A divisão do mar vermelho, as serpentes venenosas, a jumenta de Balaão, e a divisão da terra pelas 12 tribos, na Bíblia e na literatura dos gregos.(TEXTOS 5)


 

“Moisés então estendeu a mão e o Mar Vermelho se abriu. Os israelitas passaram através dele, como se as duas partes do mar fossem paredes. Quando os egípcios se encarregaram de persegui-los Moisés estendeu a sua mão novamente, as águas os cobriram e eles se afogaram”(Êx.14,21-29).

Uma história semelhante se encontra em Heródoto, nos gregos: “Quando três meses se passaram enquanto Artabazos cercava a cidade, deu-se ali um grande refluxo do mar que durou muito tempo; e os persas, vendo que se tinha produzido água rasa, esforçaram-se por passar para dentro da península.

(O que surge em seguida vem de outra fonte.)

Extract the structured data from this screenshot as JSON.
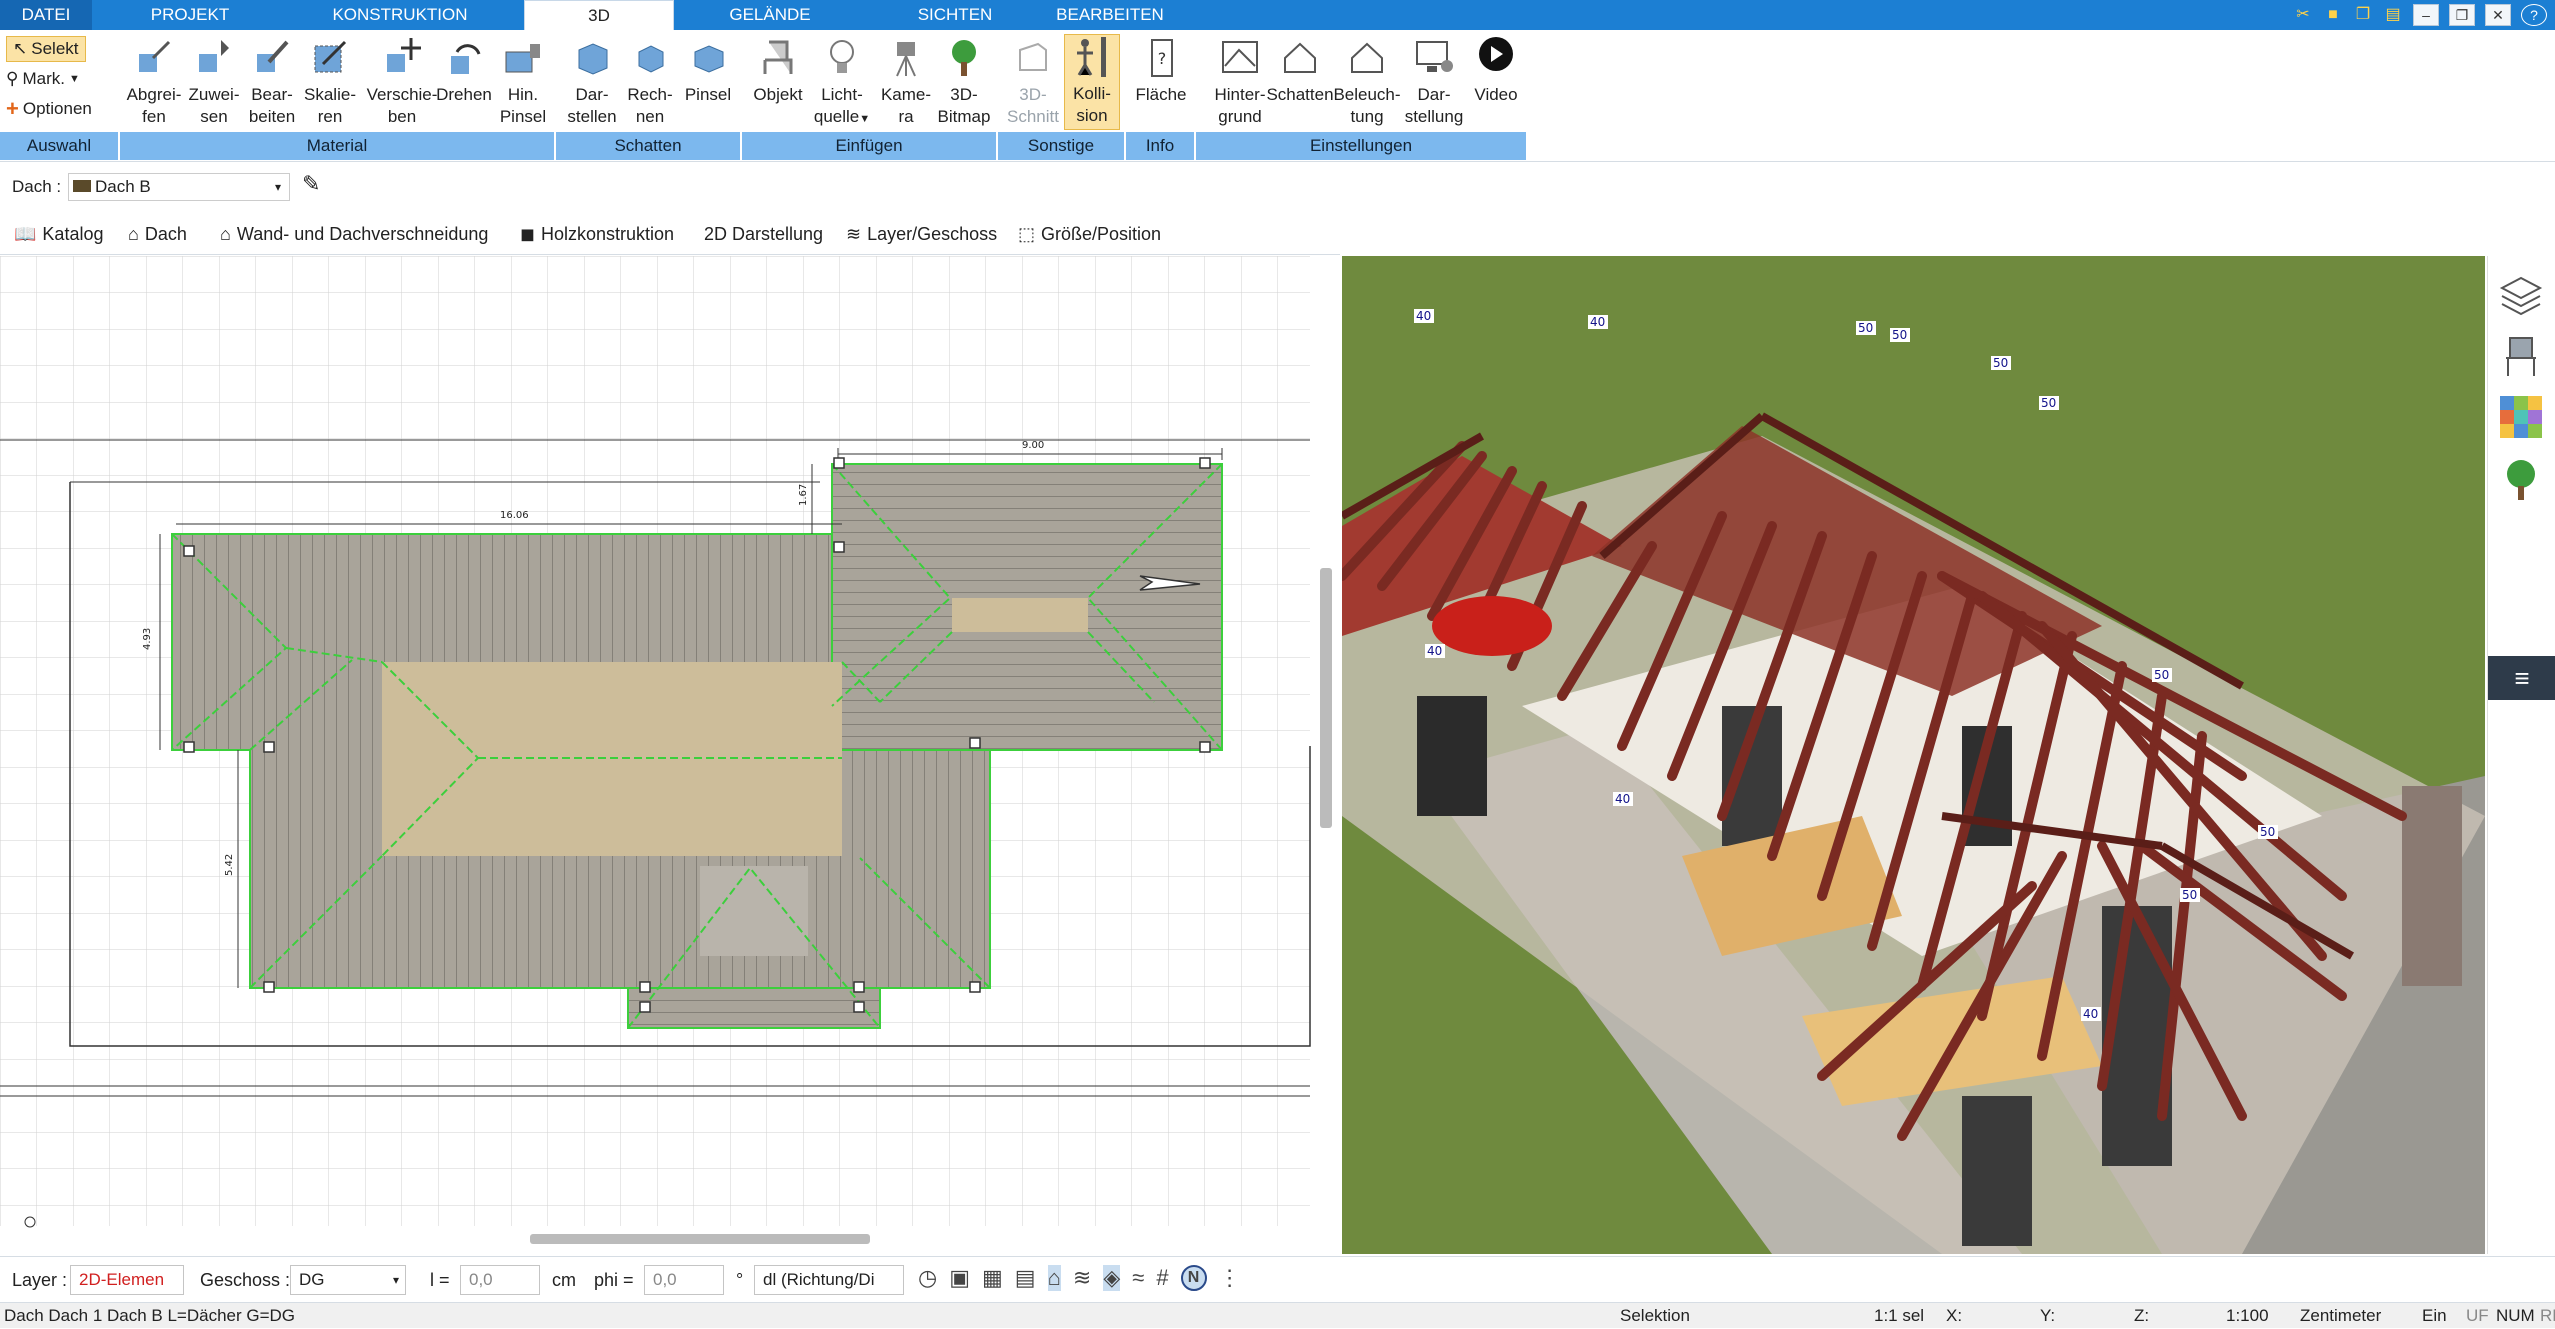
{
  "menu": {
    "tabs": [
      "DATEI",
      "PROJEKT",
      "KONSTRUKTION",
      "3D",
      "GELÄNDE",
      "SICHTEN",
      "BEARBEITEN"
    ],
    "active": "3D"
  },
  "ribbon": {
    "auswahl": {
      "selekt": "Selekt",
      "mark": "Mark.",
      "optionen": "Optionen"
    },
    "buttons": {
      "abgreifen": [
        "Abgrei-",
        "fen"
      ],
      "zuweisen": [
        "Zuwei-",
        "sen"
      ],
      "bearbeiten": [
        "Bear-",
        "beiten"
      ],
      "skalieren": [
        "Skalie-",
        "ren"
      ],
      "verschieben": [
        "Verschie-",
        "ben"
      ],
      "drehen": [
        "Drehen",
        ""
      ],
      "hinpinsel": [
        "Hin.",
        "Pinsel"
      ],
      "darstellen": [
        "Dar-",
        "stellen"
      ],
      "rechnen": [
        "Rech-",
        "nen"
      ],
      "pinsel": [
        "Pinsel",
        ""
      ],
      "objekt": [
        "Objekt",
        ""
      ],
      "lichtquelle": [
        "Licht-",
        "quelle"
      ],
      "kamera": [
        "Kame-",
        "ra"
      ],
      "bitmap": [
        "3D-",
        "Bitmap"
      ],
      "schnitt": [
        "3D-",
        "Schnitt"
      ],
      "kollision": [
        "Kolli-",
        "sion"
      ],
      "flaeche": [
        "Fläche",
        ""
      ],
      "hintergrund": [
        "Hinter-",
        "grund"
      ],
      "schatten": [
        "Schatten",
        ""
      ],
      "beleuchtung": [
        "Beleuch-",
        "tung"
      ],
      "darstellung": [
        "Dar-",
        "stellung"
      ],
      "video": [
        "Video",
        ""
      ]
    },
    "groups": [
      "Auswahl",
      "Material",
      "Schatten",
      "Einfügen",
      "Sonstige",
      "Info",
      "Einstellungen"
    ]
  },
  "dach": {
    "label": "Dach :",
    "value": "Dach B"
  },
  "toolbar2": [
    "Katalog",
    "Dach",
    "Wand- und Dachverschneidung",
    "Holzkonstruktion",
    "2D Darstellung",
    "Layer/Geschoss",
    "Größe/Position"
  ],
  "plan": {
    "dims": {
      "top_width": "9.00",
      "ridge_width": "16.06",
      "left_height": "4.93",
      "lower_height": "5.42",
      "small": "1.67"
    }
  },
  "view3d": {
    "labels": [
      "40",
      "40",
      "50",
      "50",
      "50",
      "50",
      "50",
      "40",
      "40",
      "50",
      "50",
      "40"
    ]
  },
  "bottom": {
    "layer_label": "Layer :",
    "layer_value": "2D-Elemen",
    "geschoss_label": "Geschoss :",
    "geschoss_value": "DG",
    "l_label": "l =",
    "l_value": "0,0",
    "l_unit": "cm",
    "phi_label": "phi =",
    "phi_value": "0,0",
    "phi_unit": "°",
    "dl_value": "dl (Richtung/Di"
  },
  "status": {
    "left": "Dach Dach 1 Dach B L=Dächer G=DG",
    "mode": "Selektion",
    "sel": "1:1 sel",
    "x": "X:",
    "y": "Y:",
    "z": "Z:",
    "scale": "1:100",
    "unit": "Zentimeter",
    "ein": "Ein",
    "uf": "UF",
    "num": "NUM",
    "rf": "RF"
  },
  "colors": {
    "accent": "#1c7fd3",
    "group_band": "#7cb8ee",
    "roof_green": "#3ccf3c",
    "rafter": "#7a2a22",
    "grass": "#6f8a3e"
  }
}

Mas quando tinham passado por dois quintos do trajeto e ainda restavam três quintos, os quais tinham que passar antes de estar dentro da península, então veio sobre eles uma grande maré alta do mar, maior do que nunca. Assim, aqueles que não podiam nadar pereceram, e aqueles que podiam  nadar foram mortos pelos inimigos, que os perseguiam em barcos” (Heróto,8,129; Ph.Wandenbaum, Argonautas do deserto, p.197).

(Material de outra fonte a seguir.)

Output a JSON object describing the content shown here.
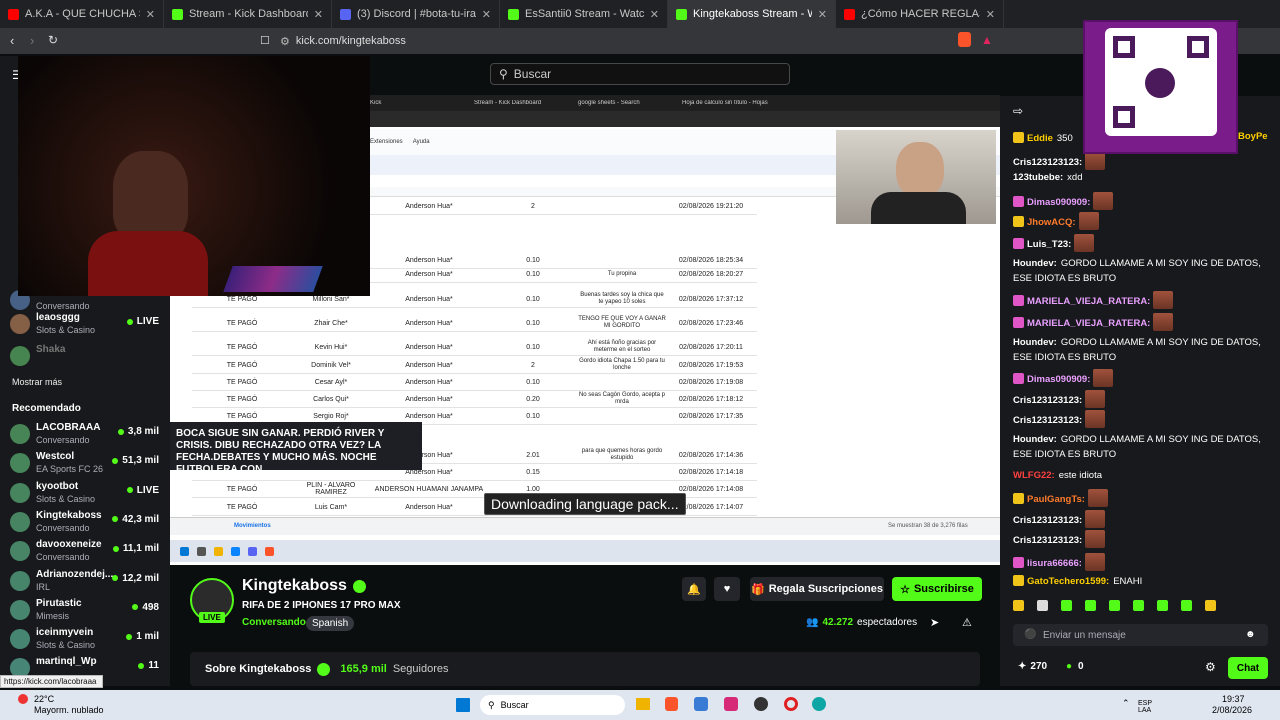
{
  "browser": {
    "tabs": [
      {
        "label": "A.K.A - QUE CHUCHA SALE? (Vídeo C",
        "color": "#ff0000"
      },
      {
        "label": "Stream - Kick Dashboard",
        "color": "#53fc18"
      },
      {
        "label": "(3) Discord | #bota-tu-ira",
        "color": "#5865f2"
      },
      {
        "label": "EsSantii0 Stream - Watch Live on Kick",
        "color": "#53fc18"
      },
      {
        "label": "Kingtekaboss Stream - Watch",
        "color": "#53fc18",
        "active": true
      },
      {
        "label": "¿Cómo HACER REGLAS para TU S",
        "color": "#ff0000"
      }
    ],
    "url": "kick.com/kingtekaboss"
  },
  "header": {
    "search_placeholder": "Buscar"
  },
  "sidebar": {
    "top_items": [
      {
        "name": "",
        "category": "Conversando"
      },
      {
        "name": "leaosggg",
        "category": "Slots & Casino",
        "viewers": "LIVE"
      },
      {
        "name": "Shaka",
        "category": ""
      }
    ],
    "more_label": "Mostrar más",
    "recommended_title": "Recomendado",
    "recommended": [
      {
        "name": "LACOBRAAA",
        "category": "Conversando",
        "viewers": "3,8 mil"
      },
      {
        "name": "Westcol",
        "category": "EA Sports FC 26",
        "viewers": "51,3 mil"
      },
      {
        "name": "kyootbot",
        "category": "Slots & Casino",
        "viewers": "LIVE"
      },
      {
        "name": "Kingtekaboss",
        "category": "Conversando",
        "viewers": "42,3 mil"
      },
      {
        "name": "davooxeneize",
        "category": "Conversando",
        "viewers": "11,1 mil"
      },
      {
        "name": "Adrianozendej...",
        "category": "IRL",
        "viewers": "12,2 mil"
      },
      {
        "name": "Pirutastic",
        "category": "Mimesis",
        "viewers": "498"
      },
      {
        "name": "iceinmyvein",
        "category": "Slots & Casino",
        "viewers": "1 mil"
      },
      {
        "name": "martinql_Wp",
        "category": "",
        "viewers": "11"
      }
    ],
    "status_url": "https://kick.com/lacobraaa"
  },
  "tooltip": {
    "text": "BOCA SIGUE SIN GANAR. PERDIÓ RIVER Y CRISIS. DIBU RECHAZADO OTRA VEZ? LA FECHA.DEBATES Y MUCHO MÁS. NOCHE FUTBOLERA CON..."
  },
  "video": {
    "inner_tabs": [
      "Kick",
      "Stream - Kick Dashboard",
      "google sheets - Search",
      "Hoja de cálculo sin título - Hojas"
    ],
    "menu": [
      "Extensiones",
      "Ayuda"
    ],
    "sheet_tab": "Movimientos",
    "sheet_rows": [
      {
        "a": "",
        "b": "",
        "c": "Anderson Hua*",
        "d": "2",
        "e": "",
        "f": "02/08/2026 19:21:20"
      },
      {
        "a": "",
        "b": "",
        "c": "Anderson Hua*",
        "d": "0.10",
        "e": "",
        "f": "02/08/2026 18:25:34"
      },
      {
        "a": "",
        "b": "",
        "c": "Anderson Hua*",
        "d": "0.10",
        "e": "Tu propina",
        "f": "02/08/2026 18:20:27"
      },
      {
        "a": "TE PAGÓ",
        "b": "Milloni San*",
        "c": "Anderson Hua*",
        "d": "0.10",
        "e": "Buenas tardes soy la chica que te yapeo 10 soles",
        "f": "02/08/2026 17:37:12"
      },
      {
        "a": "TE PAGÓ",
        "b": "Zhair Che*",
        "c": "Anderson Hua*",
        "d": "0.10",
        "e": "TENGO FE QUE VOY A GANAR MI GORDITO",
        "f": "02/08/2026 17:23:46"
      },
      {
        "a": "TE PAGÓ",
        "b": "Kevin Hui*",
        "c": "Anderson Hua*",
        "d": "0.10",
        "e": "Ahí está ñoño gracias por meterme en el sorteo",
        "f": "02/08/2026 17:20:11"
      },
      {
        "a": "TE PAGÓ",
        "b": "Dominik Vel*",
        "c": "Anderson Hua*",
        "d": "2",
        "e": "Gordo idiota Chapa 1.50 para tu lonche",
        "f": "02/08/2026 17:19:53"
      },
      {
        "a": "TE PAGÓ",
        "b": "Cesar Ayl*",
        "c": "Anderson Hua*",
        "d": "0.10",
        "e": "",
        "f": "02/08/2026 17:19:08"
      },
      {
        "a": "TE PAGÓ",
        "b": "Carlos Qui*",
        "c": "Anderson Hua*",
        "d": "0.20",
        "e": "No seas Cagón Gordo, acepta p mrda",
        "f": "02/08/2026 17:18:12"
      },
      {
        "a": "TE PAGÓ",
        "b": "Sergio Roj*",
        "c": "Anderson Hua*",
        "d": "0.10",
        "e": "",
        "f": "02/08/2026 17:17:35"
      },
      {
        "a": "",
        "b": "",
        "c": "Anderson Hua*",
        "d": "2.01",
        "e": "para que quemes horas gordo estupido",
        "f": "02/08/2026 17:14:36"
      },
      {
        "a": "",
        "b": "",
        "c": "Anderson Hua*",
        "d": "0.15",
        "e": "",
        "f": "02/08/2026 17:14:18"
      },
      {
        "a": "TE PAGÓ",
        "b": "PLIN - ALVARO RAMIREZ",
        "c": "ANDERSON HUAMANI JANAMPA",
        "d": "1.00",
        "e": "",
        "f": "02/08/2026 17:14:08"
      },
      {
        "a": "TE PAGÓ",
        "b": "Luis Cam*",
        "c": "Anderson Hua*",
        "d": "",
        "e": "",
        "f": "02/08/2026 17:14:07"
      }
    ],
    "footer_note": "Se muestran 38 de 3,276 filas",
    "toast": "Downloading language pack..."
  },
  "channel": {
    "name": "Kingtekaboss",
    "live_label": "LIVE",
    "title": "RIFA DE 2 IPHONES 17 PRO MAX",
    "category": "Conversando",
    "language": "Spanish",
    "gift_label": "Regala Suscripciones",
    "subscribe_label": "Suscribirse",
    "viewers": "42.272",
    "viewers_label": "espectadores",
    "about_label": "Sobre Kingtekaboss",
    "followers": "165,9 mil",
    "followers_label": "Seguidores"
  },
  "chat": {
    "messages": [
      {
        "user": "Eddie",
        "text": "350",
        "color": "#ffd000"
      },
      {
        "user": "Cris123123123:",
        "text": "",
        "color": "#ffffff",
        "emote": true
      },
      {
        "user": "123tubebe:",
        "text": "xdd",
        "color": "#ffffff"
      },
      {
        "user": "Dimas090909:",
        "text": "",
        "color": "#e9a0ff",
        "emote": true
      },
      {
        "user": "JhowACQ:",
        "text": "",
        "color": "#ff7b2c",
        "emote": true
      },
      {
        "user": "Luis_T23:",
        "text": "",
        "color": "#ffffff",
        "emote": true
      },
      {
        "user": "Houndev:",
        "text": "GORDO LLAMAME A MI SOY ING DE DATOS, ESE IDIOTA ES BRUTO",
        "color": "#ffffff"
      },
      {
        "user": "MARIELA_VIEJA_RATERA:",
        "text": "",
        "color": "#e9a0ff",
        "emote": true
      },
      {
        "user": "MARIELA_VIEJA_RATERA:",
        "text": "",
        "color": "#e9a0ff",
        "emote": true
      },
      {
        "user": "Houndev:",
        "text": "GORDO LLAMAME A MI SOY ING DE DATOS, ESE IDIOTA ES BRUTO",
        "color": "#ffffff"
      },
      {
        "user": "Dimas090909:",
        "text": "",
        "color": "#e9a0ff",
        "emote": true
      },
      {
        "user": "Cris123123123:",
        "text": "",
        "color": "#ffffff",
        "emote": true
      },
      {
        "user": "Cris123123123:",
        "text": "",
        "color": "#ffffff",
        "emote": true
      },
      {
        "user": "Houndev:",
        "text": "GORDO LLAMAME A MI SOY ING DE DATOS, ESE IDIOTA ES BRUTO",
        "color": "#ffffff"
      },
      {
        "user": "WLFG22:",
        "text": "este idiota",
        "color": "#ff4040"
      },
      {
        "user": "PaulGangTs:",
        "text": "",
        "color": "#ff7b2c",
        "emote": true
      },
      {
        "user": "Cris123123123:",
        "text": "",
        "color": "#ffffff",
        "emote": true
      },
      {
        "user": "Cris123123123:",
        "text": "",
        "color": "#ffffff",
        "emote": true
      },
      {
        "user": "lisura66666:",
        "text": "",
        "color": "#e9a0ff",
        "emote": true
      },
      {
        "user": "GatoTechero1599:",
        "text": "ENAHI",
        "color": "#ffd000"
      }
    ],
    "input_placeholder": "Enviar un mensaje",
    "points": "270",
    "kicks": "0",
    "chat_button": "Chat",
    "top_user_fragment": "BoyPe"
  },
  "taskbar": {
    "weather_temp": "22°C",
    "weather_desc": "Mayorm. nublado",
    "search_label": "Buscar",
    "lang": "ESP LAA",
    "time": "19:37",
    "date": "2/08/2026"
  }
}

2. As serpentes venenosas. “Quando os israelitas se queixaram de novo no deserto Deus lhes enviou serpentes venenosas que morderam o povo” (Nm.21,4-6). Este conto também é encontrado na Argonáutica, dos gregos onde os argonautas estão perdidos no deserto, e Mopsos pisa numa cobra venenosa e morre. (Argonáutica, IV,1518). A Bíblia continua: “E o Senhor disse a Moisés: faça uma serpente de bronze e a  coloque em  uma haste; e todos aquele que for mordido deverá olhar para ela e viver. Então Moisés fez uma serpente de bronze e a colocou numa haste; e sempre que uma serpente mordesse alguém, essa pessoa olharia para a serpente de bronze e viveria”(Nm.21,4-6). Vejamos a continuação do conto na Argonáutica: “Esculápio era filho do deus Apolo, o deus da medicina. Os argonautas estavam infetados por uma praga e pediram auxílio a Apolo, deus da cura. Apolo mandou o seu filho Esculápio se dirigir ao rei em sonho, dizendo: esqueça os seus medos porque eu virei a ti e deixarei meu altar. Mas agora você olhe para a serpente com as suas voltas que se seguram entrelaçadas em torno deste bastão, e abra bem os seus olhos para que você possa reconhecê-la. Sou eu que me transformarei nesta forma, mas de um tamanho maior; eu aparecerei aumentado e de uma magnitude à qual um ser celeste deve ser manifestado” (Ovídio, Metam. XV,650; o.c.p.229). A Bíblia mistura este conto no Novo Testamento, que mistura com o Antigo Testamento, que mistura com os contos gregos. Este conto mitológico, que é o mesmo da Bíblia, deu origem ao símbolo das Farmácias em todo o mundo com a serpente enrolada numa haste significando Esculápio filho do deus Apolo.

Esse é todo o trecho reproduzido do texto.